Liger-Kernel icon indicating copy to clipboard operation
Liger-Kernel copied to clipboard

inference qwen2 model ,The reasoning is garbled and ValueError: Pointer argument (at 0) cannot be accessed from Triton (cpu tensor?)

Open TulipDu opened this issue 1 year ago • 1 comments
trafficstars

🐛 Describe the bug

when I load model with AutoLigerKernelForCausalLM ,I get ValueError: Pointer argument (at 0) cannot be accessed from Triton (cpu tensor?)

image

when load mdoel Apply Model-Specific Patching APIs ,,The reasoning is garbled
image

Reproduce

import os 
os.environ['CUDA_VISIBLE_DEVICES']='0,1'
import torch
from transformers import AutoTokenizer,AutoModelForCausalLM
from liger_kernel.transformers import AutoLigerKernelForCausalLM

model_path="Qwen/Qwen2-7B-Instruct"
tokenizer=AutoTokenizer.from_pretrained(model_path)
model=AutoModelForCausalLM.from_pretrained(model_path,trust_remote_code=True,device_map='cuda:0')

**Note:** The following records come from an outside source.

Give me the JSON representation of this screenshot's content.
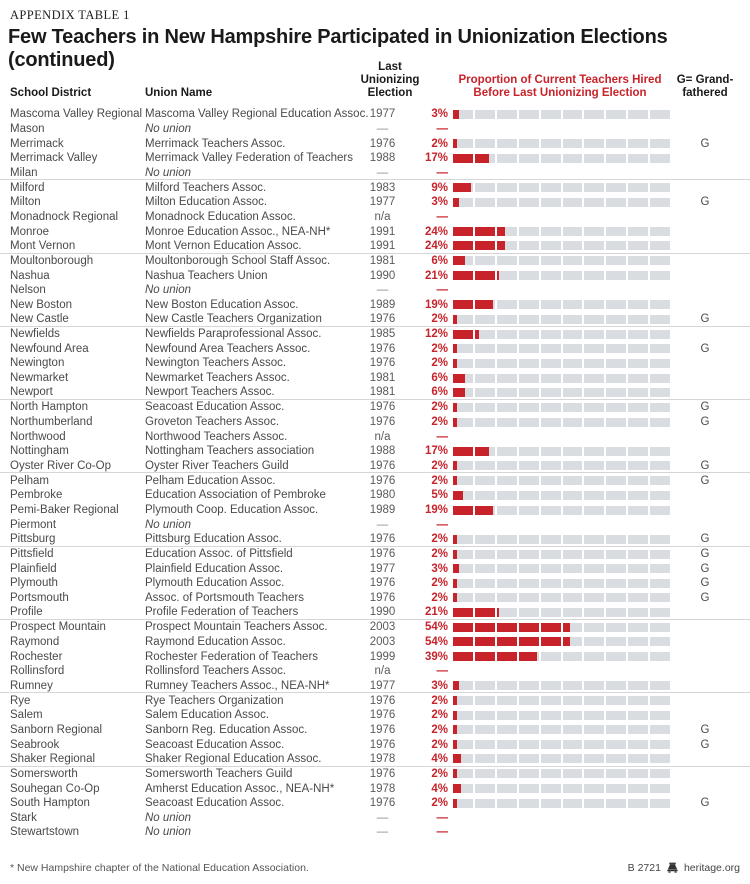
{
  "page": {
    "eyebrow": "APPENDIX TABLE 1",
    "title": "Few Teachers in New Hampshire Participated in Unionization Elections (continued)",
    "footnote": "* New Hampshire chapter of the National Education Association.",
    "footer_code": "B 2721",
    "footer_site": "heritage.org"
  },
  "columns": {
    "school_district": "School District",
    "union_name": "Union Name",
    "last_election_lines": [
      "Last",
      "Unionizing",
      "Election"
    ],
    "proportion_lines": [
      "Proportion of Current Teachers Hired",
      "Before Last Unionizing Election"
    ],
    "grandfathered_lines": [
      "G= Grand-",
      "fathered"
    ]
  },
  "colors": {
    "accent_red": "#C8232B",
    "bar_track_gray": "#D9DDE2",
    "divider_gray": "#D6D6D6",
    "body_text": "#4A4A4A"
  },
  "rows": [
    {
      "district": "Mascoma Valley Regional",
      "union": "Mascoma Valley Regional Education Assoc.",
      "no_union": false,
      "year": "1977",
      "pct": 3,
      "pct_label": "3%",
      "g": ""
    },
    {
      "district": "Mason",
      "union": "No union",
      "no_union": true,
      "year": "—",
      "pct": null,
      "pct_label": "—",
      "g": ""
    },
    {
      "district": "Merrimack",
      "union": "Merrimack Teachers Assoc.",
      "no_union": false,
      "year": "1976",
      "pct": 2,
      "pct_label": "2%",
      "g": "G"
    },
    {
      "district": "Merrimack Valley",
      "union": "Merrimack Valley Federation of Teachers",
      "no_union": false,
      "year": "1988",
      "pct": 17,
      "pct_label": "17%",
      "g": ""
    },
    {
      "district": "Milan",
      "union": "No union",
      "no_union": true,
      "year": "—",
      "pct": null,
      "pct_label": "—",
      "g": ""
    },
    {
      "district": "Milford",
      "union": "Milford Teachers Assoc.",
      "no_union": false,
      "year": "1983",
      "pct": 9,
      "pct_label": "9%",
      "g": ""
    },
    {
      "district": "Milton",
      "union": "Milton Education Assoc.",
      "no_union": false,
      "year": "1977",
      "pct": 3,
      "pct_label": "3%",
      "g": "G"
    },
    {
      "district": "Monadnock Regional",
      "union": "Monadnock Education Assoc.",
      "no_union": false,
      "year": "n/a",
      "pct": null,
      "pct_label": "—",
      "g": ""
    },
    {
      "district": "Monroe",
      "union": "Monroe Education Assoc., NEA-NH*",
      "no_union": false,
      "year": "1991",
      "pct": 24,
      "pct_label": "24%",
      "g": ""
    },
    {
      "district": "Mont Vernon",
      "union": "Mont Vernon Education Assoc.",
      "no_union": false,
      "year": "1991",
      "pct": 24,
      "pct_label": "24%",
      "g": ""
    },
    {
      "district": "Moultonborough",
      "union": "Moultonborough School Staff Assoc.",
      "no_union": false,
      "year": "1981",
      "pct": 6,
      "pct_label": "6%",
      "g": ""
    },
    {
      "district": "Nashua",
      "union": "Nashua Teachers Union",
      "no_union": false,
      "year": "1990",
      "pct": 21,
      "pct_label": "21%",
      "g": ""
    },
    {
      "district": "Nelson",
      "union": "No union",
      "no_union": true,
      "year": "—",
      "pct": null,
      "pct_label": "—",
      "g": ""
    },
    {
      "district": "New Boston",
      "union": "New Boston Education Assoc.",
      "no_union": false,
      "year": "1989",
      "pct": 19,
      "pct_label": "19%",
      "g": ""
    },
    {
      "district": "New Castle",
      "union": "New Castle Teachers Organization",
      "no_union": false,
      "year": "1976",
      "pct": 2,
      "pct_label": "2%",
      "g": "G"
    },
    {
      "district": "Newfields",
      "union": "Newfields Paraprofessional Assoc.",
      "no_union": false,
      "year": "1985",
      "pct": 12,
      "pct_label": "12%",
      "g": ""
    },
    {
      "district": "Newfound Area",
      "union": "Newfound Area Teachers Assoc.",
      "no_union": false,
      "year": "1976",
      "pct": 2,
      "pct_label": "2%",
      "g": "G"
    },
    {
      "district": "Newington",
      "union": "Newington Teachers Assoc.",
      "no_union": false,
      "year": "1976",
      "pct": 2,
      "pct_label": "2%",
      "g": ""
    },
    {
      "district": "Newmarket",
      "union": "Newmarket Teachers Assoc.",
      "no_union": false,
      "year": "1981",
      "pct": 6,
      "pct_label": "6%",
      "g": ""
    },
    {
      "district": "Newport",
      "union": "Newport Teachers Assoc.",
      "no_union": false,
      "year": "1981",
      "pct": 6,
      "pct_label": "6%",
      "g": ""
    },
    {
      "district": "North Hampton",
      "union": "Seacoast Education Assoc.",
      "no_union": false,
      "year": "1976",
      "pct": 2,
      "pct_label": "2%",
      "g": "G"
    },
    {
      "district": "Northumberland",
      "union": "Groveton Teachers Assoc.",
      "no_union": false,
      "year": "1976",
      "pct": 2,
      "pct_label": "2%",
      "g": "G"
    },
    {
      "district": "Northwood",
      "union": "Northwood Teachers Assoc.",
      "no_union": false,
      "year": "n/a",
      "pct": null,
      "pct_label": "—",
      "g": ""
    },
    {
      "district": "Nottingham",
      "union": "Nottingham Teachers association",
      "no_union": false,
      "year": "1988",
      "pct": 17,
      "pct_label": "17%",
      "g": ""
    },
    {
      "district": "Oyster River Co-Op",
      "union": "Oyster River Teachers Guild",
      "no_union": false,
      "year": "1976",
      "pct": 2,
      "pct_label": "2%",
      "g": "G"
    },
    {
      "district": "Pelham",
      "union": "Pelham Education Assoc.",
      "no_union": false,
      "year": "1976",
      "pct": 2,
      "pct_label": "2%",
      "g": "G"
    },
    {
      "district": "Pembroke",
      "union": "Education Association of Pembroke",
      "no_union": false,
      "year": "1980",
      "pct": 5,
      "pct_label": "5%",
      "g": ""
    },
    {
      "district": "Pemi-Baker Regional",
      "union": "Plymouth Coop. Education Assoc.",
      "no_union": false,
      "year": "1989",
      "pct": 19,
      "pct_label": "19%",
      "g": ""
    },
    {
      "district": "Piermont",
      "union": "No union",
      "no_union": true,
      "year": "—",
      "pct": null,
      "pct_label": "—",
      "g": ""
    },
    {
      "district": "Pittsburg",
      "union": "Pittsburg Education Assoc.",
      "no_union": false,
      "year": "1976",
      "pct": 2,
      "pct_label": "2%",
      "g": "G"
    },
    {
      "district": "Pittsfield",
      "union": "Education Assoc. of Pittsfield",
      "no_union": false,
      "year": "1976",
      "pct": 2,
      "pct_label": "2%",
      "g": "G"
    },
    {
      "district": "Plainfield",
      "union": "Plainfield Education Assoc.",
      "no_union": false,
      "year": "1977",
      "pct": 3,
      "pct_label": "3%",
      "g": "G"
    },
    {
      "district": "Plymouth",
      "union": "Plymouth Education Assoc.",
      "no_union": false,
      "year": "1976",
      "pct": 2,
      "pct_label": "2%",
      "g": "G"
    },
    {
      "district": "Portsmouth",
      "union": "Assoc. of Portsmouth Teachers",
      "no_union": false,
      "year": "1976",
      "pct": 2,
      "pct_label": "2%",
      "g": "G"
    },
    {
      "district": "Profile",
      "union": "Profile Federation of Teachers",
      "no_union": false,
      "year": "1990",
      "pct": 21,
      "pct_label": "21%",
      "g": ""
    },
    {
      "district": "Prospect Mountain",
      "union": "Prospect Mountain Teachers Assoc.",
      "no_union": false,
      "year": "2003",
      "pct": 54,
      "pct_label": "54%",
      "g": ""
    },
    {
      "district": "Raymond",
      "union": "Raymond Education Assoc.",
      "no_union": false,
      "year": "2003",
      "pct": 54,
      "pct_label": "54%",
      "g": ""
    },
    {
      "district": "Rochester",
      "union": "Rochester Federation of Teachers",
      "no_union": false,
      "year": "1999",
      "pct": 39,
      "pct_label": "39%",
      "g": ""
    },
    {
      "district": "Rollinsford",
      "union": "Rollinsford Teachers Assoc.",
      "no_union": false,
      "year": "n/a",
      "pct": null,
      "pct_label": "—",
      "g": ""
    },
    {
      "district": "Rumney",
      "union": "Rumney Teachers Assoc., NEA-NH*",
      "no_union": false,
      "year": "1977",
      "pct": 3,
      "pct_label": "3%",
      "g": ""
    },
    {
      "district": "Rye",
      "union": "Rye Teachers Organization",
      "no_union": false,
      "year": "1976",
      "pct": 2,
      "pct_label": "2%",
      "g": ""
    },
    {
      "district": "Salem",
      "union": "Salem Education Assoc.",
      "no_union": false,
      "year": "1976",
      "pct": 2,
      "pct_label": "2%",
      "g": ""
    },
    {
      "district": "Sanborn Regional",
      "union": "Sanborn Reg. Education Assoc.",
      "no_union": false,
      "year": "1976",
      "pct": 2,
      "pct_label": "2%",
      "g": "G"
    },
    {
      "district": "Seabrook",
      "union": "Seacoast Education Assoc.",
      "no_union": false,
      "year": "1976",
      "pct": 2,
      "pct_label": "2%",
      "g": "G"
    },
    {
      "district": "Shaker Regional",
      "union": "Shaker Regional Education Assoc.",
      "no_union": false,
      "year": "1978",
      "pct": 4,
      "pct_label": "4%",
      "g": ""
    },
    {
      "district": "Somersworth",
      "union": "Somersworth Teachers Guild",
      "no_union": false,
      "year": "1976",
      "pct": 2,
      "pct_label": "2%",
      "g": ""
    },
    {
      "district": "Souhegan Co-Op",
      "union": "Amherst Education Assoc., NEA-NH*",
      "no_union": false,
      "year": "1978",
      "pct": 4,
      "pct_label": "4%",
      "g": ""
    },
    {
      "district": "South Hampton",
      "union": "Seacoast Education Assoc.",
      "no_union": false,
      "year": "1976",
      "pct": 2,
      "pct_label": "2%",
      "g": "G"
    },
    {
      "district": "Stark",
      "union": "No union",
      "no_union": true,
      "year": "—",
      "pct": null,
      "pct_label": "—",
      "g": ""
    },
    {
      "district": "Stewartstown",
      "union": "No union",
      "no_union": true,
      "year": "—",
      "pct": null,
      "pct_label": "—",
      "g": ""
    }
  ],
  "chart_data": {
    "type": "bar",
    "title": "Few Teachers in New Hampshire Participated in Unionization Elections (continued)",
    "xlabel": "Proportion of Current Teachers Hired Before Last Unionizing Election",
    "unit": "percent",
    "xlim": [
      0,
      100
    ],
    "bar_segments": 10,
    "categories": [
      "Mascoma Valley Regional",
      "Mason",
      "Merrimack",
      "Merrimack Valley",
      "Milan",
      "Milford",
      "Milton",
      "Monadnock Regional",
      "Monroe",
      "Mont Vernon",
      "Moultonborough",
      "Nashua",
      "Nelson",
      "New Boston",
      "New Castle",
      "Newfields",
      "Newfound Area",
      "Newington",
      "Newmarket",
      "Newport",
      "North Hampton",
      "Northumberland",
      "Northwood",
      "Nottingham",
      "Oyster River Co-Op",
      "Pelham",
      "Pembroke",
      "Pemi-Baker Regional",
      "Piermont",
      "Pittsburg",
      "Pittsfield",
      "Plainfield",
      "Plymouth",
      "Portsmouth",
      "Profile",
      "Prospect Mountain",
      "Raymond",
      "Rochester",
      "Rollinsford",
      "Rumney",
      "Rye",
      "Salem",
      "Sanborn Regional",
      "Seabrook",
      "Shaker Regional",
      "Somersworth",
      "Souhegan Co-Op",
      "South Hampton",
      "Stark",
      "Stewartstown"
    ],
    "values": [
      3,
      null,
      2,
      17,
      null,
      9,
      3,
      null,
      24,
      24,
      6,
      21,
      null,
      19,
      2,
      12,
      2,
      2,
      6,
      6,
      2,
      2,
      null,
      17,
      2,
      2,
      5,
      19,
      null,
      2,
      2,
      3,
      2,
      2,
      21,
      54,
      54,
      39,
      null,
      3,
      2,
      2,
      2,
      2,
      4,
      2,
      4,
      2,
      null,
      null
    ]
  }
}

from liger_kernel.transformers import apply_liger_kernel_to_qwen2
apply_liger_kernel_to_qwen2()
apply_liger_kernel_to_qwen2(
    rope=True,
    swiglu=True,
    cross_entropy=True,
    fused_linear_cross_entropy=False,
    rms_norm=False,
    model=model,
)

Liger_model=AutoLigerKernelForCausalLM.from_pretrained(model_path,trust_remote_code=True,device_map='cuda:1')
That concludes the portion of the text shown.